Je crois qu’il a raison et que beaucoup trouveraient cela déplaisant ou méprisable. Mais pour ma part, j’en viens à préférer ce type de motivations – les motivations franches et simples de gens simples – plutôt que les aspirations « sophistiquées » et vainement raffinées de personnes qui croient avoir à vivre un certain destin, une vocation intellectuelle ou créative alors que rien ne les appelle et que somme toute, ils sont des personnes sympathiques mais relativement quelconques.

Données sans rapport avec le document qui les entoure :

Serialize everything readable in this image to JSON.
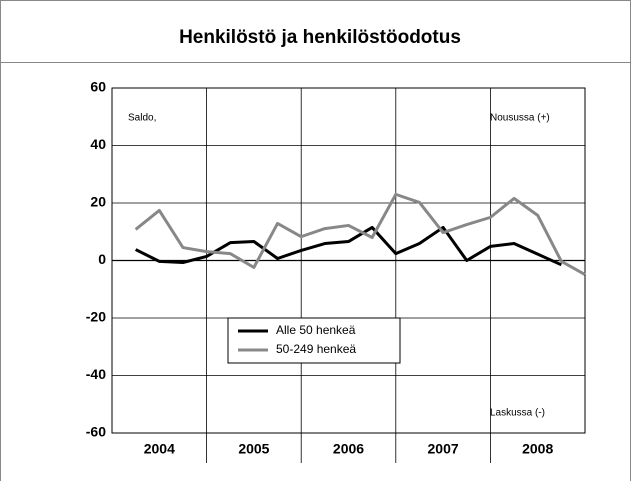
{
  "chart_data": {
    "type": "line",
    "title": "Henkilöstö ja henkilöstöodotus",
    "annotations": [
      "Saldo,",
      "Nousussa (+)",
      "Laskussa (-)"
    ],
    "x": [
      2004.25,
      2004.5,
      2004.75,
      2005.0,
      2005.25,
      2005.5,
      2005.75,
      2006.0,
      2006.25,
      2006.5,
      2006.75,
      2007.0,
      2007.25,
      2007.5,
      2007.75,
      2008.0,
      2008.25,
      2008.5,
      2008.75,
      2009.0
    ],
    "xlim": [
      2004,
      2009
    ],
    "xticks": [
      {
        "value": 2004.5,
        "label": "2004"
      },
      {
        "value": 2005.5,
        "label": "2005"
      },
      {
        "value": 2006.5,
        "label": "2006"
      },
      {
        "value": 2007.5,
        "label": "2007"
      },
      {
        "value": 2008.5,
        "label": "2008"
      }
    ],
    "ylim": [
      -60,
      60
    ],
    "yticks": [
      -60,
      -40,
      -20,
      0,
      20,
      40,
      60
    ],
    "grid": true,
    "series": [
      {
        "name": "Alle 50 henkeä",
        "color": "#000000",
        "values": [
          3.8,
          -0.3,
          -0.7,
          1.4,
          6.2,
          6.6,
          0.7,
          3.5,
          5.9,
          6.6,
          11.5,
          2.4,
          5.9,
          11.5,
          0,
          4.9,
          5.9,
          2.2,
          -1.5,
          null
        ]
      },
      {
        "name": "50-249 henkeä",
        "color": "#888888",
        "values": [
          10.8,
          17.4,
          4.5,
          3.1,
          2.4,
          -2.4,
          12.9,
          8.3,
          11.1,
          12.2,
          8,
          23,
          20.2,
          9.7,
          12.5,
          15,
          21.6,
          15.7,
          -0.3,
          -4.9
        ]
      }
    ]
  }
}
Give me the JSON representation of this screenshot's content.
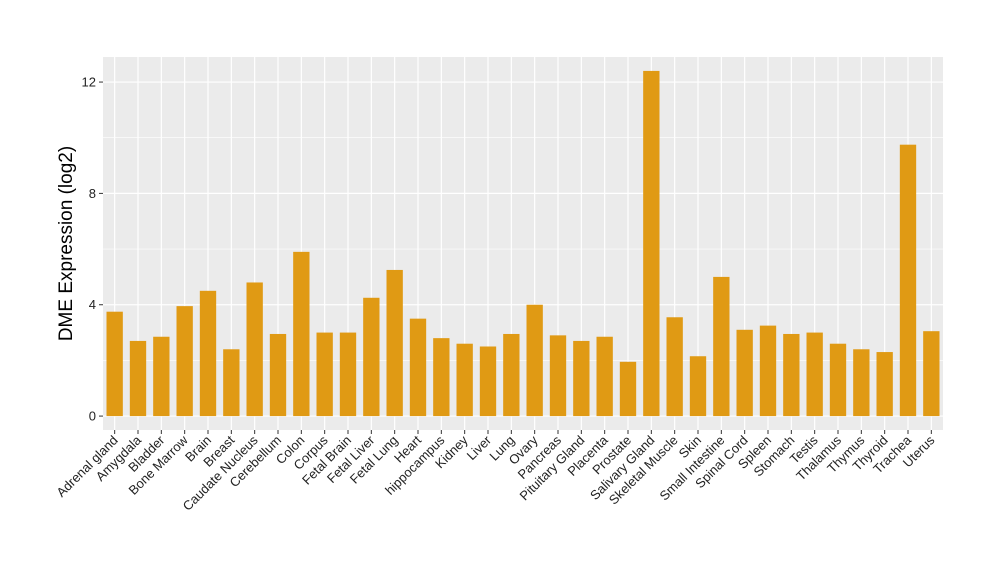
{
  "chart_data": {
    "type": "bar",
    "title": "",
    "xlabel": "",
    "ylabel": "DME Expression (log2)",
    "ylim": [
      -0.5,
      12.9
    ],
    "yticks": [
      0,
      4,
      8,
      12
    ],
    "grid": true,
    "bar_color": "#E09A14",
    "panel_background": "#EBEBEB",
    "categories": [
      "Adrenal gland",
      "Amygdala",
      "Bladder",
      "Bone Marrow",
      "Brain",
      "Breast",
      "Caudate Nucleus",
      "Cerebellum",
      "Colon",
      "Corpus",
      "Fetal Brain",
      "Fetal Liver",
      "Fetal Lung",
      "Heart",
      "hippocampus",
      "Kidney",
      "Liver",
      "Lung",
      "Ovary",
      "Pancreas",
      "Pituitary Gland",
      "Placenta",
      "Prostate",
      "Salivary Gland",
      "Skeletal Muscle",
      "Skin",
      "Small Intestine",
      "Spinal Cord",
      "Spleen",
      "Stomach",
      "Testis",
      "Thalamus",
      "Thymus",
      "Thyroid",
      "Trachea",
      "Uterus"
    ],
    "values": [
      3.75,
      2.7,
      2.85,
      3.95,
      4.5,
      2.4,
      4.8,
      2.95,
      5.9,
      3.0,
      3.0,
      4.25,
      5.25,
      3.5,
      2.8,
      2.6,
      2.5,
      2.95,
      4.0,
      2.9,
      2.7,
      2.85,
      1.95,
      12.4,
      3.55,
      2.15,
      5.0,
      3.1,
      3.25,
      2.95,
      3.0,
      2.6,
      2.4,
      2.3,
      9.75,
      3.05
    ]
  }
}
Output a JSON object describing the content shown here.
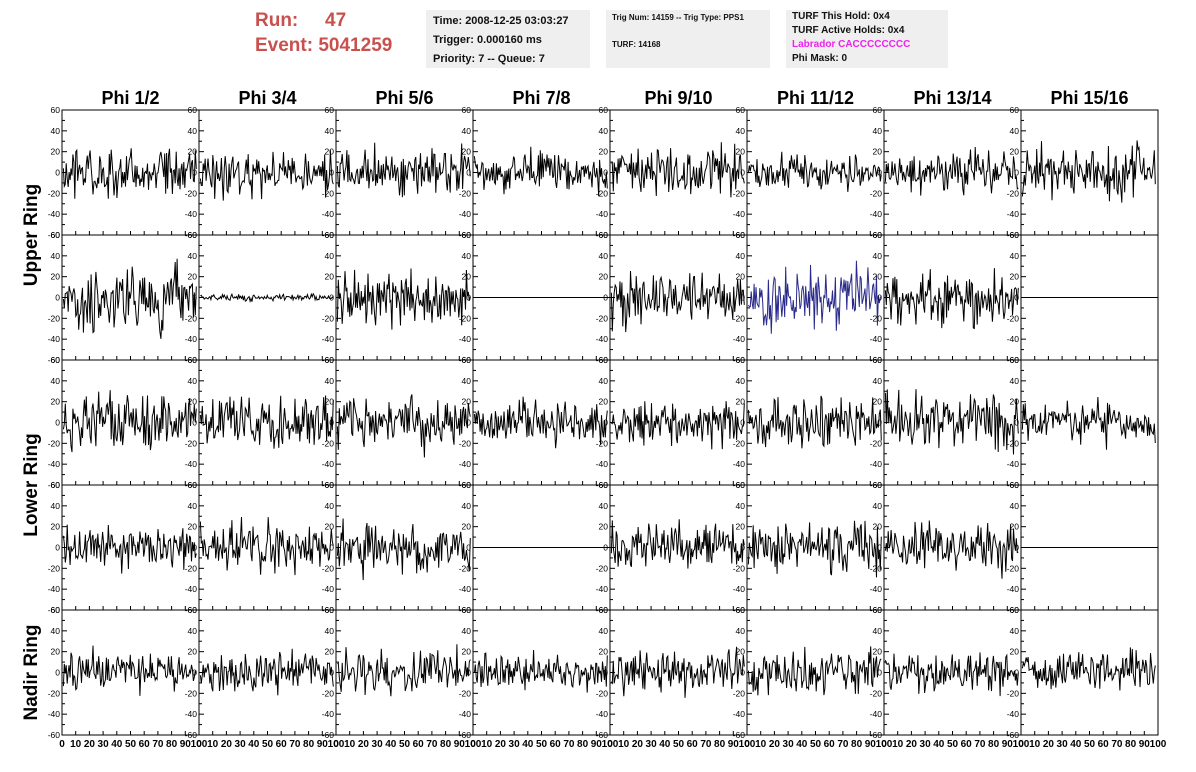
{
  "header": {
    "run_label": "Run:",
    "run_value": "47",
    "event_label": "Event:",
    "event_value": "5041259"
  },
  "info_time": {
    "time": "Time: 2008-12-25 03:03:27",
    "trigger": "Trigger: 0.000160 ms",
    "priority": "Priority: 7 -- Queue: 7"
  },
  "info_trig": {
    "trig": "Trig Num: 14159 -- Trig Type: PPS1",
    "turf": "TURF: 14168"
  },
  "info_turf": {
    "this_hold": "TURF This Hold: 0x4",
    "active_holds": "TURF Active Holds: 0x4",
    "labrador": "Labrador CACCCCCCCC",
    "phi_mask": "Phi Mask: 0"
  },
  "colors": {
    "trace": "#000000",
    "highlight_trace": "#2a2a8a",
    "header_text": "#c8514e",
    "labrador_text": "#ee22ee",
    "info_bg": "#efefef"
  },
  "chart_data": {
    "type": "line",
    "columns": [
      "Phi 1/2",
      "Phi 3/4",
      "Phi 5/6",
      "Phi 7/8",
      "Phi 9/10",
      "Phi 11/12",
      "Phi 13/14",
      "Phi 15/16"
    ],
    "ring_labels": [
      "Upper Ring",
      "Lower Ring",
      "Nadir Ring"
    ],
    "rows": 5,
    "xlim": [
      0,
      100
    ],
    "ylim": [
      -60,
      60
    ],
    "y_ticks": [
      -60,
      -40,
      -20,
      0,
      20,
      40,
      60
    ],
    "x_ticks": [
      0,
      10,
      20,
      30,
      40,
      50,
      60,
      70,
      80,
      90,
      100
    ],
    "panels": [
      {
        "row": 0,
        "col": 0,
        "amplitude": 15
      },
      {
        "row": 0,
        "col": 1,
        "amplitude": 14
      },
      {
        "row": 0,
        "col": 2,
        "amplitude": 14
      },
      {
        "row": 0,
        "col": 3,
        "amplitude": 12
      },
      {
        "row": 0,
        "col": 4,
        "amplitude": 14
      },
      {
        "row": 0,
        "col": 5,
        "amplitude": 10
      },
      {
        "row": 0,
        "col": 6,
        "amplitude": 12
      },
      {
        "row": 0,
        "col": 7,
        "amplitude": 16
      },
      {
        "row": 1,
        "col": 0,
        "amplitude": 20
      },
      {
        "row": 1,
        "col": 1,
        "amplitude": 2
      },
      {
        "row": 1,
        "col": 2,
        "amplitude": 16
      },
      {
        "row": 1,
        "col": 3,
        "amplitude": 0
      },
      {
        "row": 1,
        "col": 4,
        "amplitude": 16
      },
      {
        "row": 1,
        "col": 5,
        "amplitude": 18,
        "highlight": true
      },
      {
        "row": 1,
        "col": 6,
        "amplitude": 15
      },
      {
        "row": 1,
        "col": 7,
        "amplitude": 0
      },
      {
        "row": 2,
        "col": 0,
        "amplitude": 16
      },
      {
        "row": 2,
        "col": 1,
        "amplitude": 16
      },
      {
        "row": 2,
        "col": 2,
        "amplitude": 16
      },
      {
        "row": 2,
        "col": 3,
        "amplitude": 13
      },
      {
        "row": 2,
        "col": 4,
        "amplitude": 13
      },
      {
        "row": 2,
        "col": 5,
        "amplitude": 15
      },
      {
        "row": 2,
        "col": 6,
        "amplitude": 17
      },
      {
        "row": 2,
        "col": 7,
        "amplitude": 12
      },
      {
        "row": 3,
        "col": 0,
        "amplitude": 14
      },
      {
        "row": 3,
        "col": 1,
        "amplitude": 15
      },
      {
        "row": 3,
        "col": 2,
        "amplitude": 14
      },
      {
        "row": 3,
        "col": 3,
        "amplitude": 0
      },
      {
        "row": 3,
        "col": 4,
        "amplitude": 14
      },
      {
        "row": 3,
        "col": 5,
        "amplitude": 15
      },
      {
        "row": 3,
        "col": 6,
        "amplitude": 14
      },
      {
        "row": 3,
        "col": 7,
        "amplitude": 0
      },
      {
        "row": 4,
        "col": 0,
        "amplitude": 12
      },
      {
        "row": 4,
        "col": 1,
        "amplitude": 12
      },
      {
        "row": 4,
        "col": 2,
        "amplitude": 13
      },
      {
        "row": 4,
        "col": 3,
        "amplitude": 11
      },
      {
        "row": 4,
        "col": 4,
        "amplitude": 12
      },
      {
        "row": 4,
        "col": 5,
        "amplitude": 13
      },
      {
        "row": 4,
        "col": 6,
        "amplitude": 12
      },
      {
        "row": 4,
        "col": 7,
        "amplitude": 13
      }
    ]
  }
}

J’ai soupé des personnages qui ont un essai à écrire, un « projet » de boîte à monter, un voyage qui doit changer leur vie… sans jamais en tirer de réelle réalisation ni montrer de talent affirmé. Qu’ont-ils dans les mains ? Quelle épaisseur d’existence en retirent-ils ? Quelle aspérité leur âme y gagne ? Leur quête est supposément plus noble et plus élevée, moins triviale, mais elle finit souvent par s’avérer une errance et ne sert que de vernis dans la conversation pour paraître atypique, intéressant, insaisissable, lorsqu’on est simplement mal défini. Cela n’est pas sans rapport avec ce que dit Philippe Muray de la difficulté à cerner ce qui agite l’homme actuel par rapport au passé :

« Un magistrat du temps de Balzac, un usurier, une femme de chambre, un ancien soldat de l’Empire, on savait plus ou moins ce qu’ils voulaient. Leurs histoires même les plus complexes sont d’une limpidité, d’une palpabilité formidables à côté de ce qu’on peut supposer comme aventures à un agent d’ambiance ou à une adjointe de sécurité ».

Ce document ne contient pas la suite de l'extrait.